The Cost of Climbing Mount Everest
Because of the high cost, climbers range from sponsored athletes to wealthy men in their forties crossing an item off their bucket list. Even with those qualifications, increasing numbers of people attempting the climb each year create a major garbage crisis.
Climbers used to carry their own gear but now Sherpas, the unsung heroes of every climb, along with high-altitude guides and local workers, carry heavier items like tents, extra oxygen cylinders and ropes up the mountain and down again. But most of it is abandoned on the slopes, along with unmanaged human waste.
Environmentalists are concerned that the pollution on Everest is also affecting water sources in the valley. The raw sewage from base camp is carried to the next village, a one-hour walk, and dumped into trenches where it is flushed into the river during the monsoons.
Trash Becomes Art
Mining trash for artistic treasure is nothing new and Everest’s trash is no exception. Sixty-five porters and 75 yaks labored over two years to bring more than eight tons of trash, including remnants of a crashed helicopter, down the slopes of Mount Everest to local artists.

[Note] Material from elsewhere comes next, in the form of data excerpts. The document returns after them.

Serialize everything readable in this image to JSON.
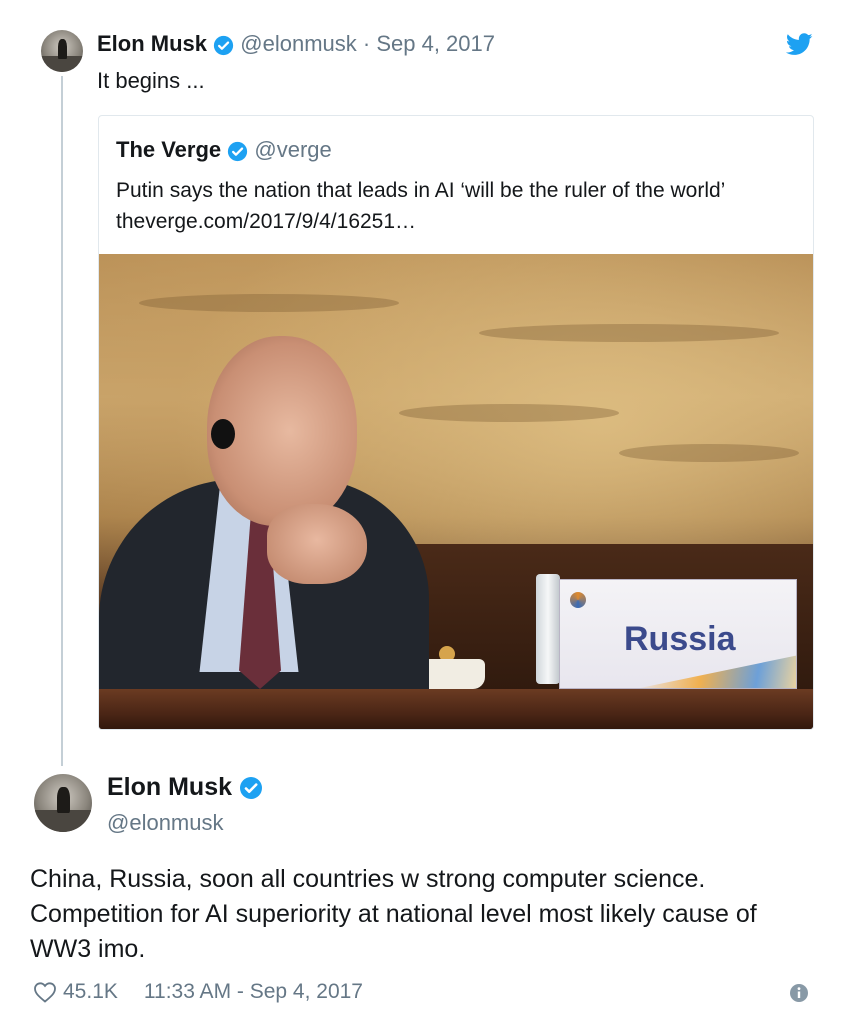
{
  "top_tweet": {
    "author_name": "Elon Musk",
    "handle": "@elonmusk",
    "separator": "·",
    "date": "Sep 4, 2017",
    "text": "It begins ..."
  },
  "quote_tweet": {
    "author_name": "The Verge",
    "handle": "@verge",
    "text": "Putin says the nation that leads in AI ‘will be the ruler of the world’ theverge.com/2017/9/4/16251…",
    "image": {
      "nameplate_text": "Russia"
    }
  },
  "second_tweet": {
    "author_name": "Elon Musk",
    "handle": "@elonmusk",
    "text": "China, Russia, soon all countries w strong computer science. Competition for AI superiority at national level most likely cause of WW3 imo.",
    "likes": "45.1K",
    "timestamp": "11:33 AM - Sep 4, 2017"
  },
  "icons": {
    "verified": "verified-badge-icon",
    "twitter": "twitter-bird-icon",
    "like": "heart-icon",
    "info": "info-icon"
  },
  "colors": {
    "twitter_blue": "#1da1f2",
    "muted_text": "#657786",
    "thread_line": "#c4cfd6",
    "card_border": "#e1e8ed"
  }
}
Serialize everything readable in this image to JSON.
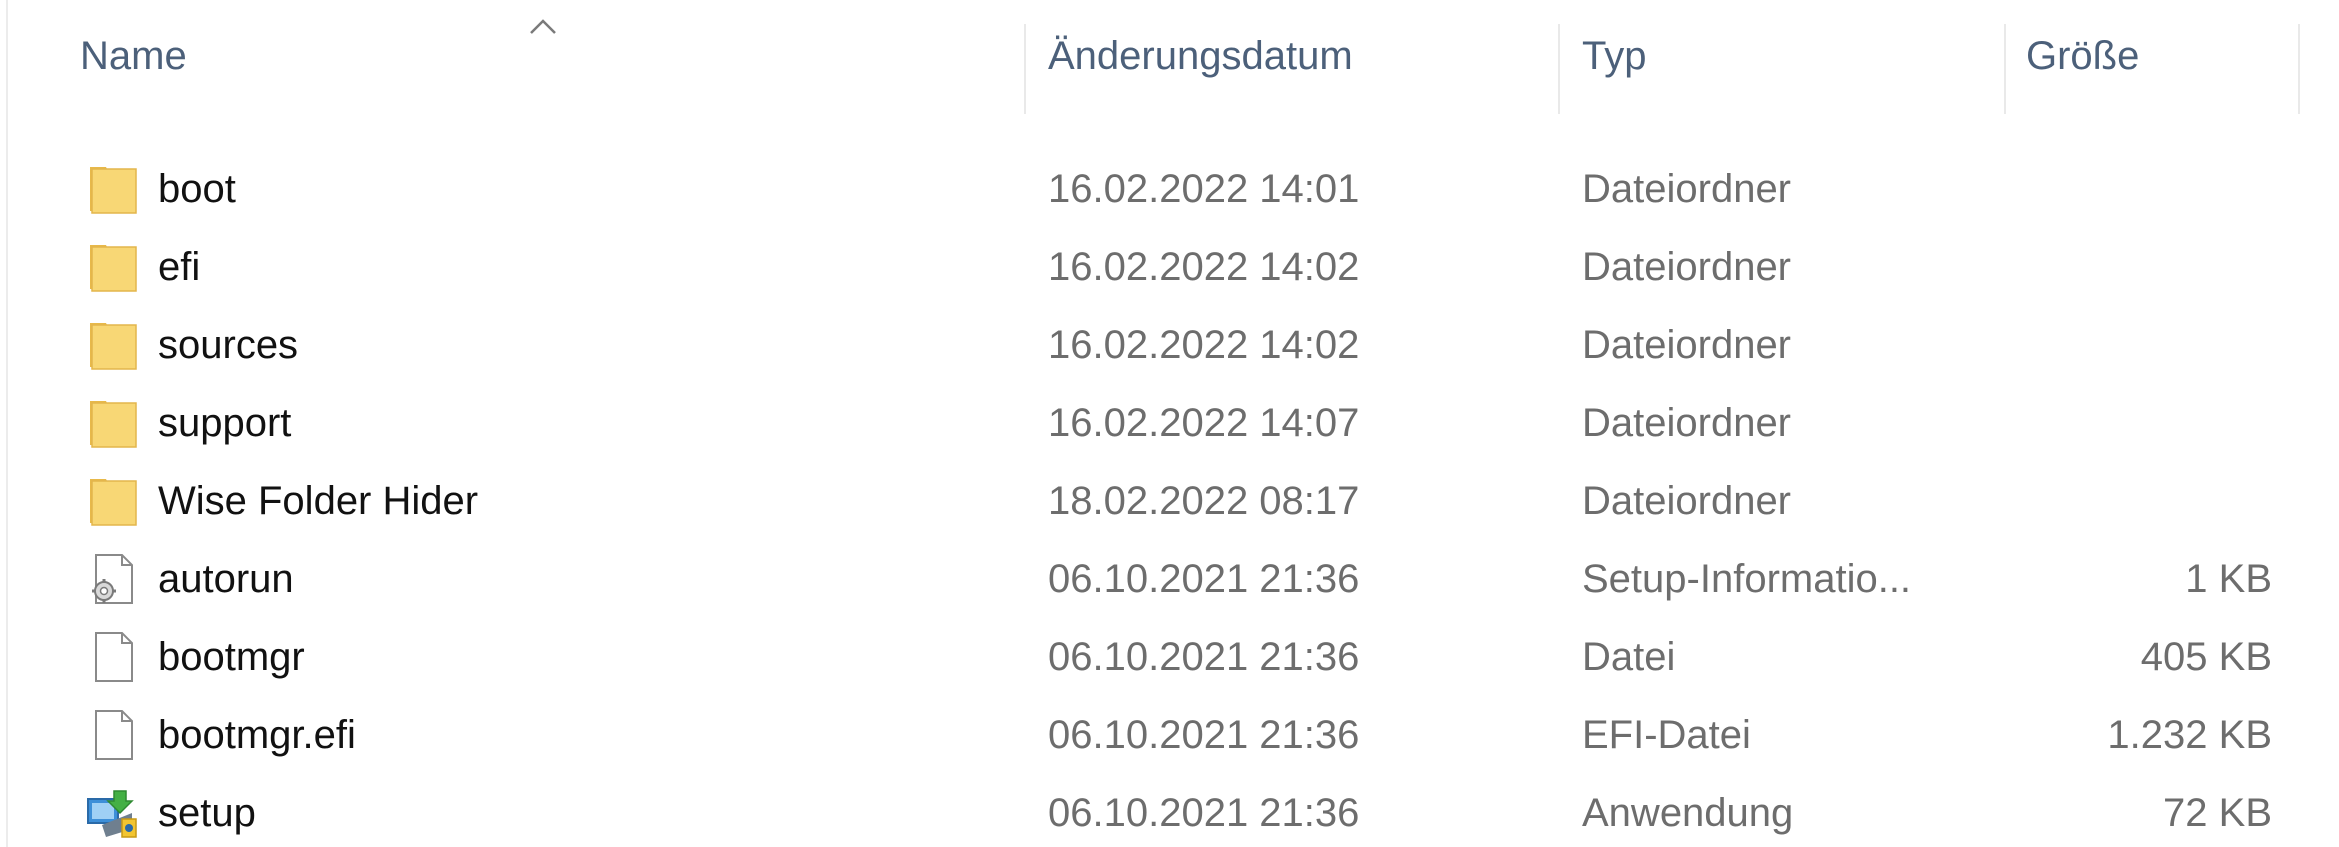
{
  "header": {
    "name": "Name",
    "date": "Änderungsdatum",
    "type": "Typ",
    "size": "Größe",
    "sort_icon": "chevron-up-icon"
  },
  "files": [
    {
      "name": "boot",
      "date": "16.02.2022 14:01",
      "type": "Dateiordner",
      "size": "",
      "icon": "folder-icon"
    },
    {
      "name": "efi",
      "date": "16.02.2022 14:02",
      "type": "Dateiordner",
      "size": "",
      "icon": "folder-icon"
    },
    {
      "name": "sources",
      "date": "16.02.2022 14:02",
      "type": "Dateiordner",
      "size": "",
      "icon": "folder-icon"
    },
    {
      "name": "support",
      "date": "16.02.2022 14:07",
      "type": "Dateiordner",
      "size": "",
      "icon": "folder-icon"
    },
    {
      "name": "Wise Folder Hider",
      "date": "18.02.2022 08:17",
      "type": "Dateiordner",
      "size": "",
      "icon": "folder-icon"
    },
    {
      "name": "autorun",
      "date": "06.10.2021 21:36",
      "type": "Setup-Informatio...",
      "size": "1 KB",
      "icon": "setup-info-file-icon"
    },
    {
      "name": "bootmgr",
      "date": "06.10.2021 21:36",
      "type": "Datei",
      "size": "405 KB",
      "icon": "file-icon"
    },
    {
      "name": "bootmgr.efi",
      "date": "06.10.2021 21:36",
      "type": "EFI-Datei",
      "size": "1.232 KB",
      "icon": "file-icon"
    },
    {
      "name": "setup",
      "date": "06.10.2021 21:36",
      "type": "Anwendung",
      "size": "72 KB",
      "icon": "setup-application-icon"
    }
  ],
  "colors": {
    "header_text": "#4c607a",
    "name_text": "#111111",
    "detail_text": "#6d6d6d",
    "folder_yellow": "#f8d775"
  }
}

The Nepali collective of Da Mind Tree has transformed 1.5 tons of garbage into 75 sculptures. In 2007, a Maine artist collected empty oxygen bottles and turned them into bells, bowls, and ornaments.
The Everest Summiteers Association, which has also collected tons of debris from the mountain, estimates there might be as much as 10 tons of trash left on Everest. That number will grow as the allure of summiting the world’s tallest mountain continues to beckon.
When asked why he wanted to climb Everest in 1924, mountaineering legend George Mallory said, “
“Because it is there. Everest is the highest mountain in the world, and no man has reached its summit. Its existence is a challenge. The answer is instinctive, a part, I suppose, of man’s desire to conquer the universe.”
Mallory died on his third attempt to conquer the mountain and speculation remains that he reached the summit three decades before Sir Edmund. His body was found in 1999 but offered no proof either way.